About Our Farm

Giant Journey Farm is a 2-acre, diversified family farmstead located in Newfane, VT. Our mission is to provide fresh, delicious food directly to our community while we conscientiously steward our land and livestock.

We believe healthy, ethical food should be affordable (check out our sliding scale option) and we know it can be grown and raised in ways that promote the health of our planet and combat our climate crisis.

At our farm, we grow a range of vegetables, including greens, snap peas, tomatoes, fruits and berries, and we raise chickens, ducks, turkeys, and rabbits both for meat and eggs.

Thank you for supporting local agriculture!

Seren and Rick

The Giantest Journey

Our personal Giant Journey is to create a community invested in equitable sustainable living options, which includes educational opportunities for skill building in youth, inclusion of BIPOC/LGBTQIA+ folks, feeds our most vulnerable, and participates in non-monetary based economies of mutual aid.

Please read our Solidarity Statement and Accountability Plan to find out more about this work. Additionally, you can find a copy of our most recent Annual Report to learn more about our impact.

Join us on this journey by coming to visit our farm or coming to our farm events to help build stronger communities.

Who we are

Giant Journey Farm is owned and operated by Rick Burke and Seren Dias.

Rick has over 20 years commercial farming experience and has specialized in greenhouse crops, animal husbandry, and construction.

Seren has a decade in organic commercial farming and specializes in the geeky side of soil health as well as non-conventional agricultural styles, food justice and sovereignty, and teaching.

We are a WWOOF farm and the Newfane Regenerators for VTers for a New Economy.

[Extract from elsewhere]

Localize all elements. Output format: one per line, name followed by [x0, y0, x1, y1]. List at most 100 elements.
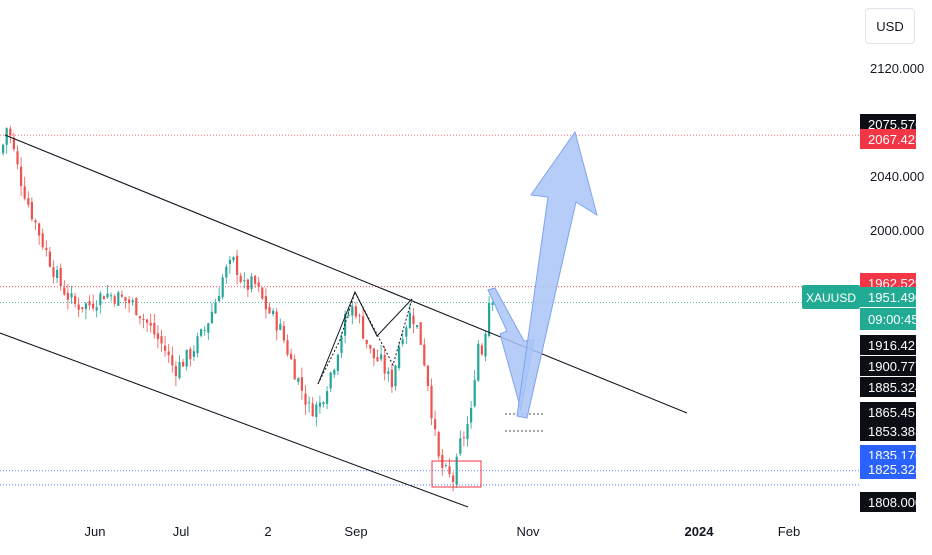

Kendra and Rick, farmers at Giant Journey Farm

Seren and Rick, farmers at Giant Journey Farm

How we farm

Giant Journey Farm is committed to ethical stewardship. All our animals are raised and harvested by us, on our farm, no hormones or antibiotics ever. We take care to ensure near zero waste, and as a no-till farm, we use very little fossil fuels.

At our farm, we never uses pesticides, herbicides, or fungicides that would harm our soil’s microbiome. We rely on predatory insects, cover cropping, companion planting, mulching, rotational grazing, and other tried and true practices to manage our crops, pastures, and livestock.


Why aren’t we certified organic?

The process for certification is a multi-year bureaucratic journey that is cost prohibitive for family farms like ours. Additionally it doesn’t currently align with our core values to stay local first and to use only biologic management tools.

Examples of such methods include buying organic feed that is shipped cross-country, substantially increasing a farm’s footprint, or spraying bell peppers with copper as a disease control method. Neither of these very common organic practices aligns with our values (and they substantially drive up the cost of organic food!).

To learn more about our approach to farming, join us for one of our upcoming workshops and events.

Farming & CSAs

Our farm is supported by the CSA (Community Supported Agriculture) model. This model allows small farmers to buy equipment and seeds at the beginning of the season and adds security to the risky nature of life of farming.